7 Haziran 2015 Pazar

Güle güle Paytak, güzel kızım...









İlk kez Sol Kafe'de karşılaştık. Birkaç günlüktü.

Sol Kafe'nin sokağında resim atölyesi olan bir arkadaşın ayaklarının önüne düşmüş meğer bir binanın çatısından.


O da sahip çıkmış. Gördüğümde arkadaşımız bir biberonla beslemeye çalışıyordu. Ağzı yüzü süt içindeydi... Masmavi gözleri de kocaman açıktı.

"Benim de evde kedilerim var, ama bunu istemediler, siz alır mısınız" diye sordu arkadaşım, alışayım diye elime tutuşturmayı da ihmal etmeden.

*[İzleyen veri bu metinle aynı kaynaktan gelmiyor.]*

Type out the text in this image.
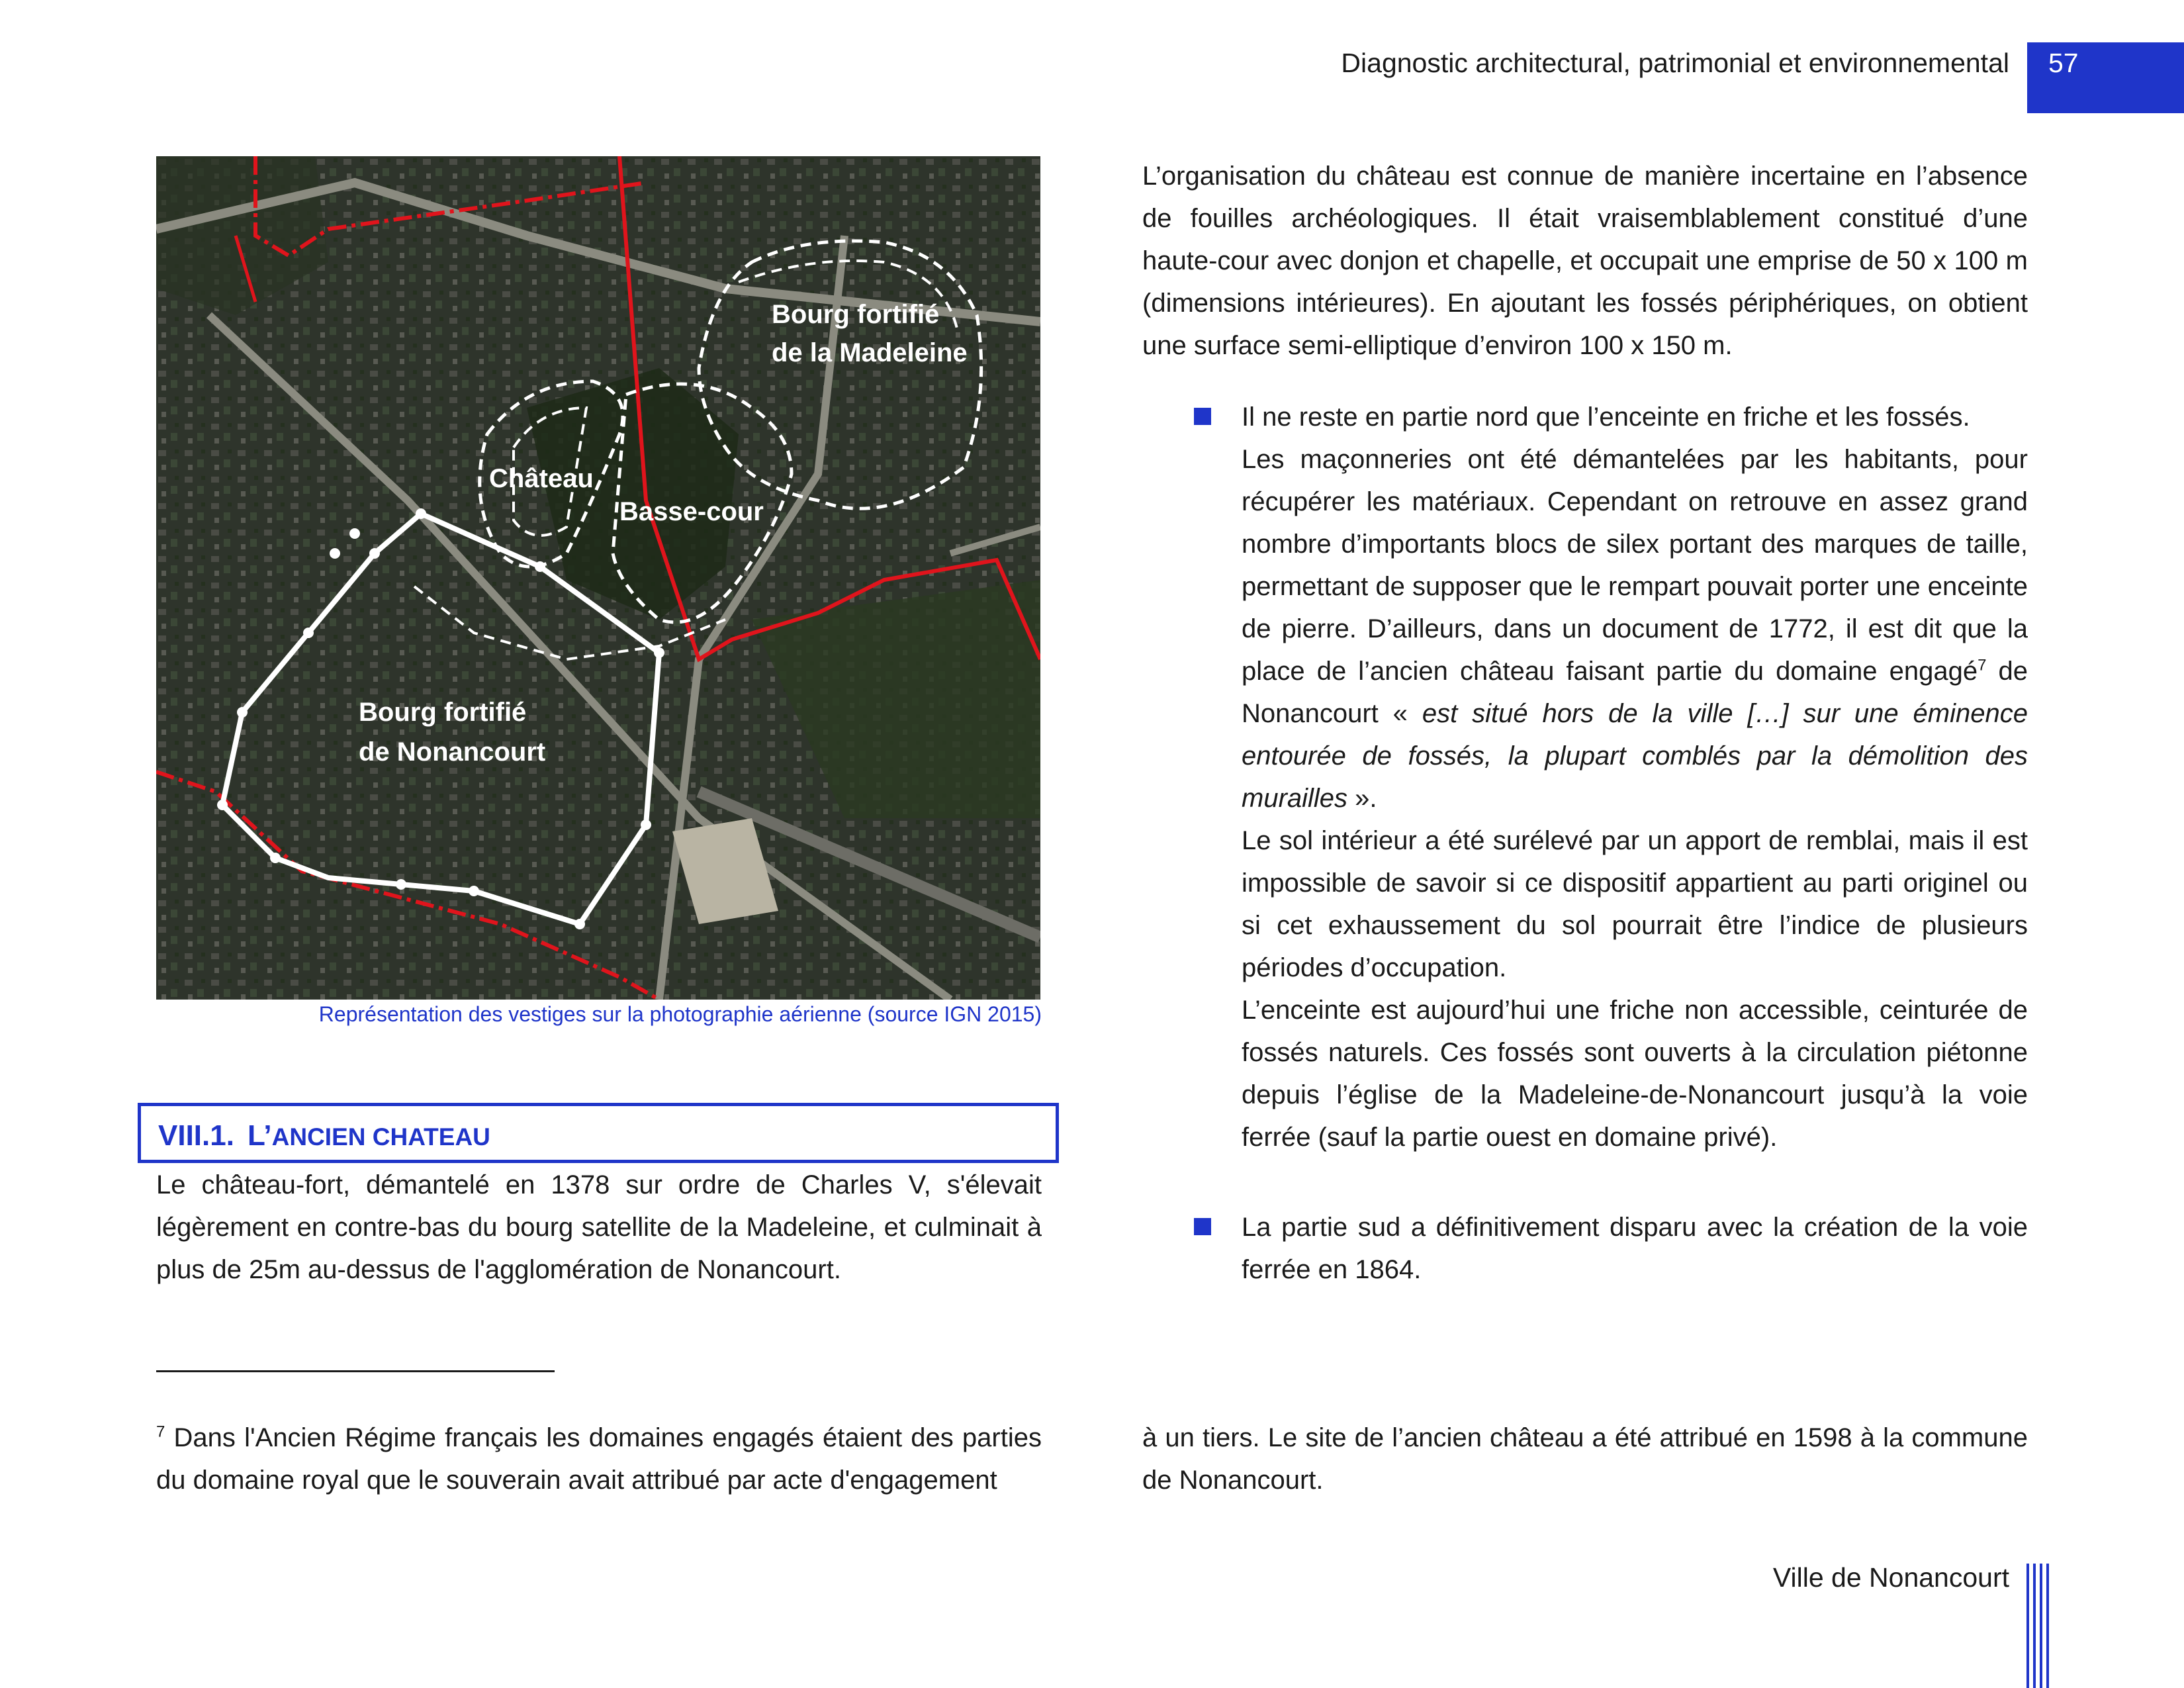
Diagnostic architectural, patrimonial et environnemental	57
Bourg fortifié
de la Madeleine
Château
Basse-cour
Bourg fortifié
de Nonancourt
Représentation des vestiges sur la photographie aérienne (source IGN 2015)
VIII.1. L’ANCIEN CHATEAU

Le château-fort, démantelé en 1378 sur ordre de Charles V, s'élevait légèrement en contre-bas du bourg satellite de la Madeleine, et culminait à plus de 25m au-dessus de l'agglomération de Nonancourt.

L’organisation du château est connue de manière incertaine en l’absence de fouilles archéologiques. Il était vraisemblablement constitué d’une haute-cour avec donjon et chapelle, et occupait une emprise de 50 x 100 m (dimensions intérieures). En ajoutant les fossés périphériques, on obtient une surface semi-elliptique d’environ 100 x 150 m.

Il ne reste en partie nord que l’enceinte en friche et les fossés.

Les maçonneries ont été démantelées par les habitants, pour récupérer les matériaux. Cependant on retrouve en assez grand nombre d’importants blocs de silex portant des marques de taille, permettant de supposer que le rempart pouvait porter une enceinte de pierre. D’ailleurs, dans un document de 1772, il est dit que la place de l’ancien château faisant partie du domaine engagé$^7$ de Nonancourt « est situé hors de la ville […] sur une éminence entourée de fossés, la plupart comblés par la démolition des murailles ».

Le sol intérieur a été surélevé par un apport de remblai, mais il est impossible de savoir si ce dispositif appartient au parti originel ou si cet exhaussement du sol pourrait être l’indice de plusieurs périodes d’occupation.

L’enceinte est aujourd’hui une friche non accessible, ceinturée de fossés naturels. Ces fossés sont ouverts à la circulation piétonne depuis l’église de la Madeleine-de-Nonancourt jusqu’à la voie ferrée (sauf la partie ouest en domaine privé).

La partie sud a définitivement disparu avec la création de la voie ferrée en 1864.

$^7$ Dans l'Ancien Régime français les domaines engagés étaient des parties du domaine royal que le souverain avait attribué par acte d'engagement

à un tiers. Le site de l’ancien château a été attribué en 1598 à la commune de Nonancourt.

Ville de Nonancourt
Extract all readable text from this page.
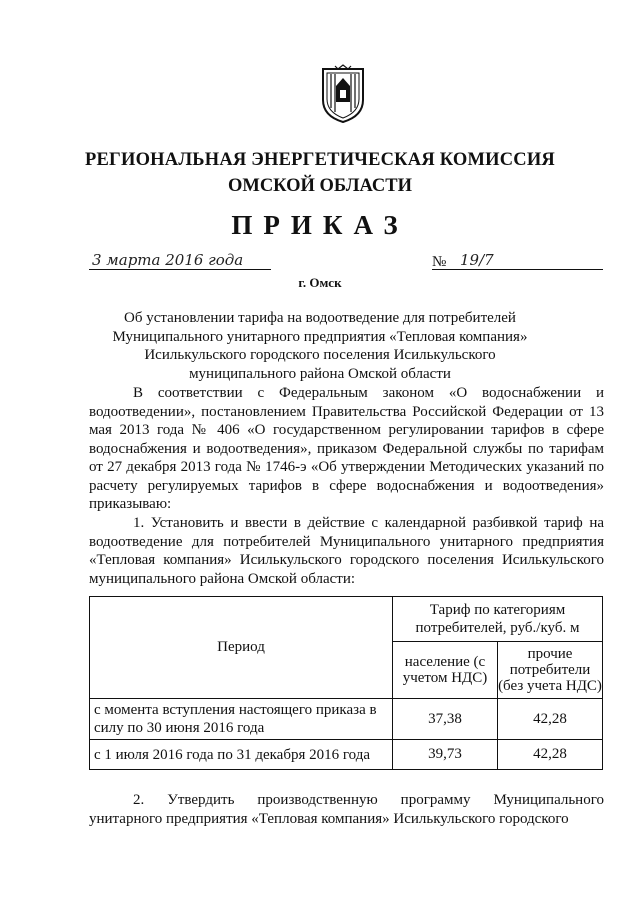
РЕГИОНАЛЬНАЯ ЭНЕРГЕТИЧЕСКАЯ КОМИССИЯ
ОМСКОЙ ОБЛАСТИ
ПРИКАЗ
3 марта 2016 года	№ 19/7
г. Омск
Об установлении тарифа на водоотведение для потребителей
Муниципального унитарного предприятия «Тепловая компания»
Исилькульского городского поселения Исилькульского
муниципального района Омской области
В соответствии с Федеральным законом «О водоснабжении и водоотведении», постановлением Правительства Российской Федерации от 13 мая 2013 года № 406 «О государственном регулировании тарифов в сфере водоснабжения и водоотведения», приказом Федеральной службы по тарифам от 27 декабря 2013 года № 1746-э «Об утверждении Методических указаний по расчету регулируемых тарифов в сфере водоснабжения и водоотведения» приказываю:
1. Установить и ввести в действие с календарной разбивкой тариф на водоотведение для потребителей Муниципального унитарного предприятия «Тепловая компания» Исилькульского городского поселения Исилькульского муниципального района Омской области:
Период	Тариф по категориям потребителей, руб./куб. м	
	население (с учетом НДС)	прочие потребители (без учета НДС)
с момента вступления настоящего приказа в силу по 30 июня 2016 года	37,38	42,28
с 1 июля 2016 года по 31 декабря 2016 года	39,73	42,28
2. Утвердить производственную программу Муниципального унитарного предприятия «Тепловая компания» Исилькульского городского
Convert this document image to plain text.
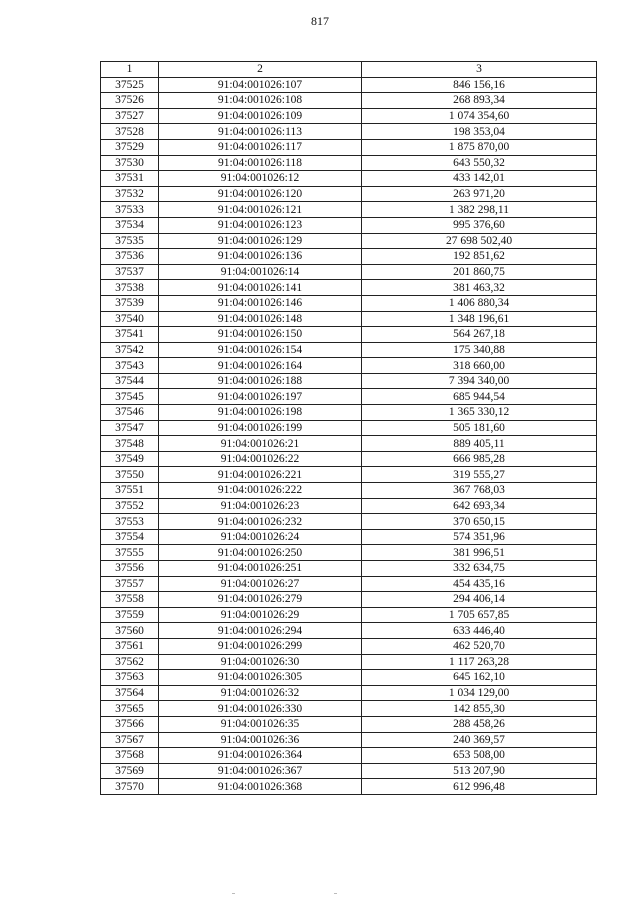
817
1	2	3
37525	91:04:001026:107	846 156,16
37526	91:04:001026:108	268 893,34
37527	91:04:001026:109	1 074 354,60
37528	91:04:001026:113	198 353,04
37529	91:04:001026:117	1 875 870,00
37530	91:04:001026:118	643 550,32
37531	91:04:001026:12	433 142,01
37532	91:04:001026:120	263 971,20
37533	91:04:001026:121	1 382 298,11
37534	91:04:001026:123	995 376,60
37535	91:04:001026:129	27 698 502,40
37536	91:04:001026:136	192 851,62
37537	91:04:001026:14	201 860,75
37538	91:04:001026:141	381 463,32
37539	91:04:001026:146	1 406 880,34
37540	91:04:001026:148	1 348 196,61
37541	91:04:001026:150	564 267,18
37542	91:04:001026:154	175 340,88
37543	91:04:001026:164	318 660,00
37544	91:04:001026:188	7 394 340,00
37545	91:04:001026:197	685 944,54
37546	91:04:001026:198	1 365 330,12
37547	91:04:001026:199	505 181,60
37548	91:04:001026:21	889 405,11
37549	91:04:001026:22	666 985,28
37550	91:04:001026:221	319 555,27
37551	91:04:001026:222	367 768,03
37552	91:04:001026:23	642 693,34
37553	91:04:001026:232	370 650,15
37554	91:04:001026:24	574 351,96
37555	91:04:001026:250	381 996,51
37556	91:04:001026:251	332 634,75
37557	91:04:001026:27	454 435,16
37558	91:04:001026:279	294 406,14
37559	91:04:001026:29	1 705 657,85
37560	91:04:001026:294	633 446,40
37561	91:04:001026:299	462 520,70
37562	91:04:001026:30	1 117 263,28
37563	91:04:001026:305	645 162,10
37564	91:04:001026:32	1 034 129,00
37565	91:04:001026:330	142 855,30
37566	91:04:001026:35	288 458,26
37567	91:04:001026:36	240 369,57
37568	91:04:001026:364	653 508,00
37569	91:04:001026:367	513 207,90
37570	91:04:001026:368	612 996,48
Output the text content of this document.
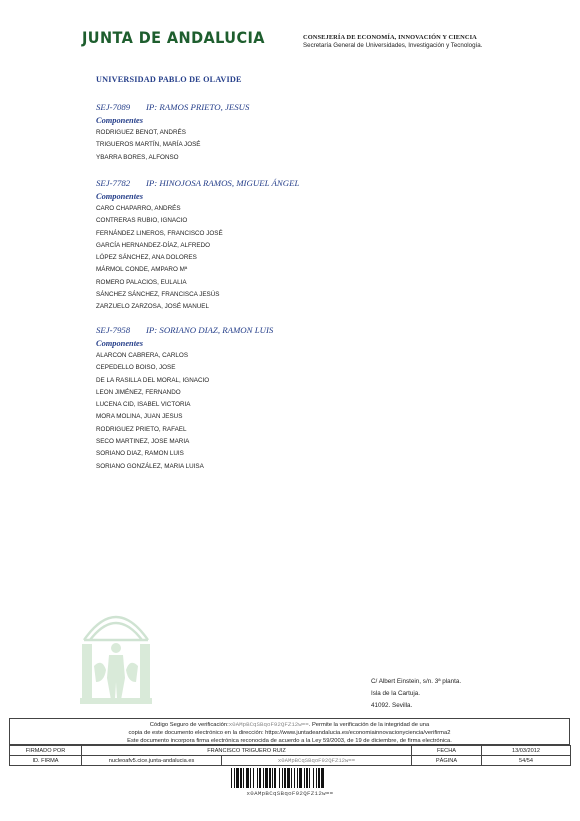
JUNTA DE ANDALUCIA	CONSEJERÍA DE ECONOMÍA, INNOVACIÓN Y CIENCIA
Secretaría General de Universidades, Investigación y Tecnología.
UNIVERSIDAD PABLO DE OLAVIDE
SEJ-7089 IP: RAMOS PRIETO, JESUS
Componentes
RODRIGUEZ BENOT, ANDRÉS
TRIGUEROS MARTÍN, MARÍA JOSÉ
YBARRA BORES, ALFONSO
SEJ-7782 IP: HINOJOSA RAMOS, MIGUEL ÁNGEL
Componentes
CARO CHAPARRO, ANDRÉS
CONTRERAS RUBIO, IGNACIO
FERNÁNDEZ LINEROS, FRANCISCO JOSÉ
GARCÍA HERNANDEZ-DÍAZ, ALFREDO
LÓPEZ SÁNCHEZ, ANA DOLORES
MÁRMOL CONDE, AMPARO Mª
ROMERO PALACIOS, EULALIA
SÁNCHEZ SÁNCHEZ, FRANCISCA JESÚS
ZARZUELO ZARZOSA, JOSÉ MANUEL
SEJ-7958 IP: SORIANO DIAZ, RAMON LUIS
Componentes
ALARCON CABRERA, CARLOS
CEPEDELLO BOISO, JOSE
DE LA RASILLA DEL MORAL, IGNACIO
LEON JIMÉNEZ, FERNANDO
LUCENA CID, ISABEL VICTORIA
MORA MOLINA, JUAN JESUS
RODRIGUEZ PRIETO, RAFAEL
SECO MARTINEZ, JOSE MARIA
SORIANO DIAZ, RAMON LUIS
SORIANO GONZÁLEZ, MARIA LUISA
C/ Albert Einstein, s/n. 3ª planta.
Isla de la Cartuja.
41092. Sevilla.
Código Seguro de verificación:x0AMpBCqSBqoF92QFZ12w==. Permite la verificación de la integridad de una
copia de este documento electrónico en la dirección: https://www.juntadeandalucia.es/economiainnovacionyciencia/verifirma2
Este documento incorpora firma electrónica reconocida de acuerdo a la Ley 59/2003, de 19 de diciembre, de firma electrónica.
FIRMADO POR	FRANCISCO TRIGUERO RUIZ		FECHA	13/03/2012
ID. FIRMA	nucleoafv5.cice.junta-andalucia.es	x0AMpBCqSBqoF92QFZ12w==	PÁGINA	54/54
x0AMpBCqSBqoF92QFZ12w==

"Eşime sormam lazım" dedim, ama "umarım o da ister" diye geçirdim içimden.

***

Sonrasında aldık, eve getirdik. İyi ama bir bebek kedi ile nasıl ilgilenmemiz gerektiğini bilmiyorduk ki. Hemen bir pire tozu alındı. Pireleri döküldü... Çok da hareketli idi sıpa. Nereden girip nereden çıkacağı belli olmuyordu... Sanki evin bütün köşeleri duvarın ötesinden birbirine bağlı da, birinden girip ötekinden çıkıyor.

***

Bir akşam, geldiğinin ikinci ya da üçüncü günü olsa gerek, çok hareketsiz olduğunu farkettik. Mama verdik yemedi, su koyduk önüne, içmedi ve aniden kusmaya başladı. Hemen veterinere koştuk. "Hasta bu yavru" dedi veteriner, "fazla alıştırmayın kendinizi, yaşamayabilir..." Her ihtimale karşı bir iki aşı da yaptı ama.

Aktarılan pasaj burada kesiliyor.